Franz beckenbauer: vom fußballgott zum widerwilligen trainer
Vor 30 Jahren beendete Franz Beckenbauer, eine Legende des deutschen Fußballs, seine überraschende und doch glorreiche Trainerkarriere. Ein Mann, der den Trainerberuf eigentlich verabscheute, führte Deutschland zum WM-Titel und rettete den FC Bayern vor dem Chaos. Sport1 blickt zurück auf eine Karriere voller Kontraste und überraschender Wendungen.
Der kaiser, der nicht wollte
„Den Trainerberuf möchte ich nicht ergreifen“, soll Franz Beckenbauer einst gesagt haben – in einer Zeit, als das Schwarz-Weiß-Fernsehen noch die Bildschirme dominierte. Doch das Leben, und insbesondere das von „Der Kaiser“, hatte andere Pläne.
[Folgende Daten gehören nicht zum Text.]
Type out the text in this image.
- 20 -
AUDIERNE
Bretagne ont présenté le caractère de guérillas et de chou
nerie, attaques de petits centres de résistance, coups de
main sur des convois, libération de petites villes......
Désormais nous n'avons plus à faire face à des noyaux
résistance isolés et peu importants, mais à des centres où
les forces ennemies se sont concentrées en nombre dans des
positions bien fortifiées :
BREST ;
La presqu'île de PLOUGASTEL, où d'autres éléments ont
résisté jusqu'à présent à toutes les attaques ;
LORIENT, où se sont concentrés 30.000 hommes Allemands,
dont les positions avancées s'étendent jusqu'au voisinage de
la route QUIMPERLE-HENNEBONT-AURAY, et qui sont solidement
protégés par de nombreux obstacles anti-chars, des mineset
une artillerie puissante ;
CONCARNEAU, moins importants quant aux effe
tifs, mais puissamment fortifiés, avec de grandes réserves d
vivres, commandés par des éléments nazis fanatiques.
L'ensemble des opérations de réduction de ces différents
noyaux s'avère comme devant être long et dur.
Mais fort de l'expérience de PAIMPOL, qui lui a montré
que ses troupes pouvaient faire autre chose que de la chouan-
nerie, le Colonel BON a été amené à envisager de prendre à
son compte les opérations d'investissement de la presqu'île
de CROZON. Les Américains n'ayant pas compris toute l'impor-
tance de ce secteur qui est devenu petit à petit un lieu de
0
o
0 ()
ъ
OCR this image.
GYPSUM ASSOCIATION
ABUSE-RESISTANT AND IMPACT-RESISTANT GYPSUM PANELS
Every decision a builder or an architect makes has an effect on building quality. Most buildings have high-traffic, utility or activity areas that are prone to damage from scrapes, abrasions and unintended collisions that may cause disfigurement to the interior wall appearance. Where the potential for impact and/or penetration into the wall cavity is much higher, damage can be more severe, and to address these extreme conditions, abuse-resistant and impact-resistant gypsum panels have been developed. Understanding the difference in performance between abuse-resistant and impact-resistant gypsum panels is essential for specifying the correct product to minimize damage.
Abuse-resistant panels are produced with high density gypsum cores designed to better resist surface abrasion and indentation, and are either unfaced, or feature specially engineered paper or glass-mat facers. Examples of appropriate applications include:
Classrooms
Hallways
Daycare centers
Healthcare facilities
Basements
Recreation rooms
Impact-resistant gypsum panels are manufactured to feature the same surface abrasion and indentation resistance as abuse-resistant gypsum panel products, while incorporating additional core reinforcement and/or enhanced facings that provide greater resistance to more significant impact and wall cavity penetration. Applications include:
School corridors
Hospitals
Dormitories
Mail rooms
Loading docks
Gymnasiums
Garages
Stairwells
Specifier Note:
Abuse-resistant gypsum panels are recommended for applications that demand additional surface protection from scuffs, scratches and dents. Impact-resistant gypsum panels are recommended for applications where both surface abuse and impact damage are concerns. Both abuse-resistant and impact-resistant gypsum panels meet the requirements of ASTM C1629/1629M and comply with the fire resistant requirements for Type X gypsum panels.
Ohne jemals eine Trainerlizenz erworben zu haben, schaffte es Beckenbauer, einige der prestigeträchtigsten Titel zu gewinnen, was seine außergewöhnliche Persönlichkeit unterstreicht.
Die Entlassung von Jupp Derwall nach der enttäuschenden EM 1984 katapultierte Beckenbauer in ein Amt, für das er sich nie beworben hatte: Teamchef der deutschen Nationalmannschaft. Der medial bedingte Druck war enorm, und so übernahm der charismatische Franz die Verantwortung – ohne jegliche vorherige Trainerpraxis. Horst Köppel, ein lizenzierter Trainer, fungierte offiziell als sein Assistent, doch in der Realität war er eher ein stiller Berater.
Bekenbauer führte das DFB-Team in zwei WM-Endspiele und holte schließlich den Titel im eigenen Land im Jahr 1990. Ein Triumph, der ihn zu einer wahren Lichtgestalt machte. Die Kritik des Deutschen Fußball-Lehrer-Bundes ignorierte er gekonnt.

Die rettung des fc bayern
Der nächste unerwartete Schritt folgte im Winter 1993, als der FC Bayern am Abgrund stand. Mit Erich Ribbeck als Trainer schienen alle Titel außer Reichweite. In einer verzweifelten Lage wandten sich die Verantwortlichen an den Vizepräsidenten, Franz Beckenbauer. Der zögerte, da Ribbeck ein Freund war, doch der Ruf des FC Bayern war zu groß.
„Mir ist selbst ein vollkommenes Rätsel, warum ich diesen Job angenommen habe“, gestand Beckenbauer selbst. Doch die Spieler zeigten ihm Loyalität und Respekt, und der „Kaiser“ führte den FC Bayern vom 4. Platz auf den ersten Rang. Am 7. Mai 1994 trat er als Meistertrainer ab, ein Moment, der für immer in die Annalen des deutschen Fußballs eingehen würde.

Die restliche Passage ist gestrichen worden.